“Ik heb eerst theologie gestudeerd aan het hbo om mijn propedeuse te halen. Daarna ben ik geschiedenis gaan doen aan de universiteit. Mijn interesse lag daar en ik wilde me er graag verder in verdiepen. Ik dacht: ik zie tijdens de studie wel welke kant het opgaat. Mark Rutte heeft ook geschiedenis gestudeerd, dus je weet nooit waar je eindigt. Ik doe gewoon wat ik leuk vind.”

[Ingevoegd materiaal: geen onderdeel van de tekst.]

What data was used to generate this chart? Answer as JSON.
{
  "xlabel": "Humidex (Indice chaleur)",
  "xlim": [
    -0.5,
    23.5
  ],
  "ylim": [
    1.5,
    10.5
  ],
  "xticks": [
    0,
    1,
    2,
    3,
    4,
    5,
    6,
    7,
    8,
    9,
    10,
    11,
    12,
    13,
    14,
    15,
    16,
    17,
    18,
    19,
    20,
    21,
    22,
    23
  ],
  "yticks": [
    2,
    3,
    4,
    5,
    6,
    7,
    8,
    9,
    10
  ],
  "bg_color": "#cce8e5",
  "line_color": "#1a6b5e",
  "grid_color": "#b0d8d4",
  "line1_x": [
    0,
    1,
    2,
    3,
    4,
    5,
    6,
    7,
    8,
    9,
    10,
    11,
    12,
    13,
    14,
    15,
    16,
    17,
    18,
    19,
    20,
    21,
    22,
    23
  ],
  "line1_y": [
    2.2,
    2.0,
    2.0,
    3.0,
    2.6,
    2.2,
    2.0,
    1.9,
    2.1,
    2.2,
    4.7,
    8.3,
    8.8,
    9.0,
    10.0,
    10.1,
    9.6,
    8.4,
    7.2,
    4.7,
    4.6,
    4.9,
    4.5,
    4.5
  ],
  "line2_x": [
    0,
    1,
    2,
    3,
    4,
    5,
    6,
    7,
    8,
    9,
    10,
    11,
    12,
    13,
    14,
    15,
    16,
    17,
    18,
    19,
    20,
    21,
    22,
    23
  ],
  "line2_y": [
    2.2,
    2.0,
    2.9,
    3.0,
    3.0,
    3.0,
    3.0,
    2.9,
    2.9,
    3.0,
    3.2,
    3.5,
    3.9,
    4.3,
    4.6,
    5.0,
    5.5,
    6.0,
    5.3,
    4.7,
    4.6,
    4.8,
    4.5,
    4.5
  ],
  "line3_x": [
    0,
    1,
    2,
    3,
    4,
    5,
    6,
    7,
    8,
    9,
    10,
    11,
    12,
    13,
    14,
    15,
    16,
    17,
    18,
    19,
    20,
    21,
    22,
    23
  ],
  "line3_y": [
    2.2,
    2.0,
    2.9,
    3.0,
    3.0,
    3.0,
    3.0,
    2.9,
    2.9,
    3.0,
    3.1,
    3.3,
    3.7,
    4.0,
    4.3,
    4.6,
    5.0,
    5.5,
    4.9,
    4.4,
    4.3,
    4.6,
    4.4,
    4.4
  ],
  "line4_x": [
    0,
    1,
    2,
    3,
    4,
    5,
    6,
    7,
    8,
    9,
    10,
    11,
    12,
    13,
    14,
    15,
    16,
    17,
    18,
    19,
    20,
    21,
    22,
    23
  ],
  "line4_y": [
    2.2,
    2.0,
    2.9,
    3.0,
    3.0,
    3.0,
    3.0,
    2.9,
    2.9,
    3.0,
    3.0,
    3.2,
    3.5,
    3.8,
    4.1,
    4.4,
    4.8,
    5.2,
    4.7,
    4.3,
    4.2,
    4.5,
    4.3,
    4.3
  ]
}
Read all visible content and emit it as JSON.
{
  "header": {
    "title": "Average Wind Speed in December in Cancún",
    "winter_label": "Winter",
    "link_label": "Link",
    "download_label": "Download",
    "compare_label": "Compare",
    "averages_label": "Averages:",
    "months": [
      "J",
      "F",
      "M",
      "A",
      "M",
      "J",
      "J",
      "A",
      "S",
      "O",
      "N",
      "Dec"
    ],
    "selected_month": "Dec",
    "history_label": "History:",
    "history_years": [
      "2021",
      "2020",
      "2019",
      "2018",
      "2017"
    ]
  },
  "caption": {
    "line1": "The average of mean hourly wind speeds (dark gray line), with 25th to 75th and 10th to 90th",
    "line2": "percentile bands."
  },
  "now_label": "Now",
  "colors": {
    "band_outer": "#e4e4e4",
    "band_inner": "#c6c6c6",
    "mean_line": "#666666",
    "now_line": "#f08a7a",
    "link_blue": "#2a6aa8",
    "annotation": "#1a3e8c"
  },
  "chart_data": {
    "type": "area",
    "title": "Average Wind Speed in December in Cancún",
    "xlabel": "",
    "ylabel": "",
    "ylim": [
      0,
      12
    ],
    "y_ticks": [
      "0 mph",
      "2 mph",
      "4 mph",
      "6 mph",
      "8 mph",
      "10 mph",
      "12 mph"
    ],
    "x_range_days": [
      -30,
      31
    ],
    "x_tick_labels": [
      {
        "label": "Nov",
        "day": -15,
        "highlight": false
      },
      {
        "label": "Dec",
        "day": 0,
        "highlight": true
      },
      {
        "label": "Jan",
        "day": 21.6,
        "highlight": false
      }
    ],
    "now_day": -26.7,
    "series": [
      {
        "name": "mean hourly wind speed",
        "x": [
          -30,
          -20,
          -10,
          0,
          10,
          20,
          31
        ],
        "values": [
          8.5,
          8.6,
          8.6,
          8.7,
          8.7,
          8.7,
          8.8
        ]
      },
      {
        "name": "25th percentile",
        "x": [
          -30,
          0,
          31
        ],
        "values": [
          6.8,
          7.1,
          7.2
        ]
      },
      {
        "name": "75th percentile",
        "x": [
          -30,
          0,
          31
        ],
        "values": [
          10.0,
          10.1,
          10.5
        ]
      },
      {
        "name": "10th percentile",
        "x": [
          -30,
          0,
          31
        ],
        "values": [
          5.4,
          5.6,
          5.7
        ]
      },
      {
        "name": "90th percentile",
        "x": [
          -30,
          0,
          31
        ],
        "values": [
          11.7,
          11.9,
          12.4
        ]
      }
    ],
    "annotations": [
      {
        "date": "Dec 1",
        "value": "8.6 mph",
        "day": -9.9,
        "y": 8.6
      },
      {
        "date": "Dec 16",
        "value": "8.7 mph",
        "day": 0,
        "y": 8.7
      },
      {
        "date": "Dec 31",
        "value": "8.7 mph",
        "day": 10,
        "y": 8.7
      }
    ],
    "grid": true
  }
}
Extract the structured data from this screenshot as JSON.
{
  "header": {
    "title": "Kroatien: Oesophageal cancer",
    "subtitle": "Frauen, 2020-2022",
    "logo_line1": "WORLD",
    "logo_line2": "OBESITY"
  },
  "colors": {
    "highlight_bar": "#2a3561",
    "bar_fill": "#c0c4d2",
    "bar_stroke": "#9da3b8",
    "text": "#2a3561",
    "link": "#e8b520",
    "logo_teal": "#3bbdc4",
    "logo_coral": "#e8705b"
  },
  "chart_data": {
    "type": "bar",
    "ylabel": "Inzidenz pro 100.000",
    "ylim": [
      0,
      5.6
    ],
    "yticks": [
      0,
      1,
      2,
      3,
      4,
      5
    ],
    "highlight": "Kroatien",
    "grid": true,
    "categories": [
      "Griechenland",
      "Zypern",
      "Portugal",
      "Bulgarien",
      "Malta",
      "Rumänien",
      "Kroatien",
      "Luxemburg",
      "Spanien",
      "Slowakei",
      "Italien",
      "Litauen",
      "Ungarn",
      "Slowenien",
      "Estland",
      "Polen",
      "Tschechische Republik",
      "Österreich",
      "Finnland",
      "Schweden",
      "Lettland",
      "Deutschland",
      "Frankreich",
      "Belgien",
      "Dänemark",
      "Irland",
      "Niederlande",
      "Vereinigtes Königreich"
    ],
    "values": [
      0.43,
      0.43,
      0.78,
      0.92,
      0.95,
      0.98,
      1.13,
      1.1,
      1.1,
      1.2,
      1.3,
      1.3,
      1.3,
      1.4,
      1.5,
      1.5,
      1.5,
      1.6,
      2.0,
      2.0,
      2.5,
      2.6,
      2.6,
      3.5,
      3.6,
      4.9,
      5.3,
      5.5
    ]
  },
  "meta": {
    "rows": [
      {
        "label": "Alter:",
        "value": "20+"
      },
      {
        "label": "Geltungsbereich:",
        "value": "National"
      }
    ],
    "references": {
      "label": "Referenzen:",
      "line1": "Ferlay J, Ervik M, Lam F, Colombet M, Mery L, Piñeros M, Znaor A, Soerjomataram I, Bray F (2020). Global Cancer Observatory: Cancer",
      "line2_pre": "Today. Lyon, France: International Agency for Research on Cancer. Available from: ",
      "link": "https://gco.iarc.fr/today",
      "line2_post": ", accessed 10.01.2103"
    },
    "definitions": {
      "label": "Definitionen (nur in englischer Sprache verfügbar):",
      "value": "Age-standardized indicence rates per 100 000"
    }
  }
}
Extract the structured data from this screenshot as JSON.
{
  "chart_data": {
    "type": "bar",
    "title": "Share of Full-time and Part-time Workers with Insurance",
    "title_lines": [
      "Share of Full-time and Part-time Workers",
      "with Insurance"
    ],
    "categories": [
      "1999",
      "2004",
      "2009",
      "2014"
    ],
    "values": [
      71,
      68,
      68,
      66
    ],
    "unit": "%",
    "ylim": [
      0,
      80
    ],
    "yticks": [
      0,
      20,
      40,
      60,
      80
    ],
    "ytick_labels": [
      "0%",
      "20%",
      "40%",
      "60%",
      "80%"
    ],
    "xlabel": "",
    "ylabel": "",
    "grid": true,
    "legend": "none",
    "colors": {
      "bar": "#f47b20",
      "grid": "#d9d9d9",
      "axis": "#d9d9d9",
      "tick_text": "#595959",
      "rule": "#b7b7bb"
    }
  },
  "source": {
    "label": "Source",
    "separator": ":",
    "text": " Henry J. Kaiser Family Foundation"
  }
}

Marisa Debisarun (34) kwam na een kleine omweg terug op haar middelbare school SG Huizermaat waar ze nu als leraar geschiedenis in de onderbouw lesgeeft.
Amsterdams stadsarchief
Toen ik klaar was met geschiedenis heb ik een interdisciplinaire master gedaan. Een combinatie van de vakgebieden Nederlands, geschiedenis en kunst met als onderwerp: de Gouden Eeuw. Tijdens die master liep ik stage op het Stadsarchief Amsterdam en daar kon ik blijven werken. Zij doen onderzoeksprojecten, maar daar moet wel financiering voor zijn. Iedere keer werd mijn functie met een jaar verlengd en uiteindelijk ben ik er drie jaar gebleven.
Kans in het onderwijs
Na mijn bachelor geschiedenis had ik een minor gedaan waardoor ik tweedegraads bevoegd was om les te geven. Toen ik bij het Stadsarchief weg moest dacht ik: dit is mijn kans om te kijken of het onderwijs iets voor mij is. Ik startte met solliciteren, maar geschiedenis is geen tekortvak. Er waren weinig vacatures en ik had geen ervaring, dus werd nergens uitgenodigd. Toen brak ook nog corona uit. Ik wilde niet thuis afwachten en heb me aangemeld voor de eerstegraads opleiding. Ik dacht: dan doe ik iets nuttigs tijdens de lockdown en krijg ik een stageplek en kom ik dus binnen bij een school. Dan doe je contacten op en wie weet kun je zelfs blijven.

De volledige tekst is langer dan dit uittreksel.